Home Analysis Want to reduce AMI mortality? Think "culture"

Want to reduce AMI mortality? Think "culture"

May 2011

Published in the May 2011 issue of Today’s Hospitalist

WHEN IT COMES TO REDUCING AMI MORTALITY, which approach produces the best results: proven strategies like increasing the use of beta-blockers and decreasing door-to-balloon times, or fuzzier factors like the “culture” of a hospital?

Most researchers have put their money on the former, focusing on efforts like rapid response teams and medication reconciliation. But a study published in the March 15 Annals of Internal Medicine found that hospital culture may be just as important in reducing AMI mortality rates.

Researchers found that while protocols and processes are important to lowering mortality, the broader environment “support from senior management, for instance, and open communication “within the hospital also plays an important role. While the concept may be more touchy-feely, it turns out that organizational culture is a key to quality improvement.

Same strategies, different results
Researchers started by looking at a group of 11 hospitals with either very low or very high 30-day AMI mortality rates. To determine what was working (or not working) in the effort to lower AMI mortality, researchers conducted on-site, in-depth interviews at these hospitals, averaging 14 interviews at each facility.

The team found that the hospitals in both groups used many of the same strategies, from consistently giving patients beta-blockers to using rapid response teams. But while these tactics have been shown to reduce AMI mortality rates, the study also found that hospitals that had the lowest mortality seemed to get a boost from many other, more amorphous attributes.

When researchers dug a little deeper, they found differences that went beyond a hospital’s processes and protocols. Those differences included factors like a hospital’s organizational values and goals, the involvement of senior management in QI initiatives, staff presence and expertise in AMI care, communication and coordination among groups, and approaches to problem-solving.

Leslie A. Curry, PhD, lead author of the study and a research scientist at the Yale Global Health Leadership Institute, says that those factors aren’t necessarily more important than protocols like beta-blocker administration. But her research found that the right culture can help hospitals much more successfully implement the tools they’re using to reduce mortality.

“We found that the protocols and processes that hospitals were using didn’t necessarily differentiate between the high- and low-performing hospitals in this study,” Dr. Curry says. “There’s no single solution to reducing AMI mortality.”

The importance of collaboration
To understand how hospital culture can affect AMI mortality, Dr. Curry says, it’s helpful to hear what clinicians had to say. A nurse at one high-performing hospital, for example, explained that the staff at her facility was constantly “resetting the bar” on quality. “We don’t accept anything other than the very best,” she explained. At lower-performing hospitals, by comparison, researchers didn’t find that same zeal for excellence.

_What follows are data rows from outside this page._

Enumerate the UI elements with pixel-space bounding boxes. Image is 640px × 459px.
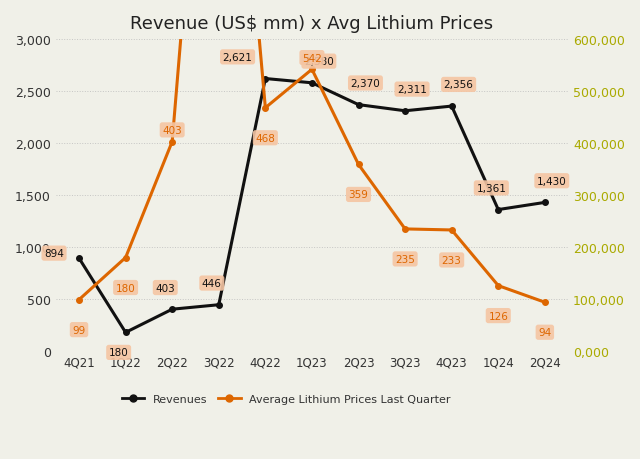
Text: 359: 359 bbox=[349, 190, 369, 200]
Text: 2,580: 2,580 bbox=[304, 57, 333, 67]
Text: 235: 235 bbox=[395, 254, 415, 264]
Text: 542: 542 bbox=[302, 54, 322, 63]
Text: 2,370: 2,370 bbox=[351, 79, 380, 89]
Title: Revenue (US$ mm) x Avg Lithium Prices: Revenue (US$ mm) x Avg Lithium Prices bbox=[131, 15, 493, 33]
Text: 1,480: 1,480 bbox=[0, 458, 1, 459]
Text: 2,621: 2,621 bbox=[223, 53, 253, 63]
Text: 180: 180 bbox=[116, 283, 136, 293]
Text: 468: 468 bbox=[255, 134, 275, 144]
Text: 233: 233 bbox=[442, 255, 461, 265]
Text: 2,311: 2,311 bbox=[397, 85, 427, 95]
Text: 1,361: 1,361 bbox=[476, 184, 506, 194]
Text: 2,356: 2,356 bbox=[444, 80, 474, 90]
Text: 446: 446 bbox=[202, 279, 222, 288]
Text: 894: 894 bbox=[44, 249, 64, 258]
Text: 94: 94 bbox=[538, 328, 552, 337]
Text: 403: 403 bbox=[156, 283, 175, 293]
Text: 180: 180 bbox=[109, 347, 129, 358]
Text: 126: 126 bbox=[488, 311, 508, 321]
Text: 99: 99 bbox=[72, 325, 86, 335]
Text: 403: 403 bbox=[163, 126, 182, 135]
Text: 1,430: 1,430 bbox=[537, 176, 566, 186]
Legend: Revenues, Average Lithium Prices Last Quarter: Revenues, Average Lithium Prices Last Qu… bbox=[117, 389, 456, 408]
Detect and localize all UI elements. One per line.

To illustrate how senior management’s commitment to high-quality care can affect mortality rates, consider the medical director at a high-performing hospital. He explained that when there’s a quality problem, his facility’s leadership isn’t afraid to address people who are standing in the way of progress. Staff at lower performing hospitals, by comparison, said that resources for quality improvement were spotty and data weren’t used effectively to guide decision-making.

And in the area of communication, researchers heard that the staff at top-performing hospitals focused on working as a team and sharing information regularly and freely. Low-performing hospitals, on the other hand, tended to have irregularly scheduled meetings, and staff tended to not view themselves as part of a bigger team. Dr. Curry says that the stories from top-performing hospitals that impressed her the most described environments that don’t blame individuals for adverse events, and instead view problems as a chance to learn. “You hear a lot about nonpunitive environments,” she explains, “but the stories we heard were really compelling. These hospitals were saying, ‘We are not going to sit down and blame, but we are really going to problem- solve.’ ”

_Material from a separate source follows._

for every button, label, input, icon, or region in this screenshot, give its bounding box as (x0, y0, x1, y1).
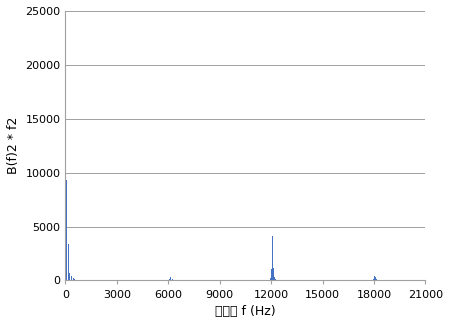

Staff at top-performing hospitals also described collaborations between high-level individuals and frontline staff. “We heard stories of a chief medical officer looking to frontline staff like cath lab techs or pharmacists to propose creative solutions,” Dr. Curry says. “This kind of empowerment showed a respect for a diversity of opinions that was striking.”

What to change?
While the results of the study are interesting, they stop short of giving hospitals a prescription for change. How do hospitals go about improving their culture, for example, so they can wring more out of the processes and protocols they put in place?

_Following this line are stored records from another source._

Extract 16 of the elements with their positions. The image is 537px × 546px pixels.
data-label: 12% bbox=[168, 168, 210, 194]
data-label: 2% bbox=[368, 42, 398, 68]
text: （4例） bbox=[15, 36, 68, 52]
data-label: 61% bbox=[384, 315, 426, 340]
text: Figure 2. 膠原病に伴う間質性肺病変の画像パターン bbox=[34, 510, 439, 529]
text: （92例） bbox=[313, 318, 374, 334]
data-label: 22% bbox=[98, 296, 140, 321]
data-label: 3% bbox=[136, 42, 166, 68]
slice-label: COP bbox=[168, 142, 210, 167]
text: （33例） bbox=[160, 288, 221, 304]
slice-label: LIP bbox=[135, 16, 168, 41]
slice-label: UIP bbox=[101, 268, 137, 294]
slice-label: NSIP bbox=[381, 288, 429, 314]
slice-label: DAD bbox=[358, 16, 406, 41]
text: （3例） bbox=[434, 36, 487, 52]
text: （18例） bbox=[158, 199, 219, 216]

Dr. Curry acknowledges that the study doesn’t provide a clear path for hospitals that want to improve. To address this concern, her research group is completing a national quantitative study of a representative sample of U.S. hospitals to identify exactly what behaviors can make or break efforts to improve AMI mortality rates. “We are hoping that we’ll be able to point to more specific things hospitals can do, so we can say, ‘This is a statistically significant predictor of top performance or better performance.’ ”

The next logical step, she adds, is for other researchers to examine how cultural factors affect quality improvement efforts in other clinical areas like pneumonia or heart failure.

Edward Doyle is Editor of Today’s Hospitalist.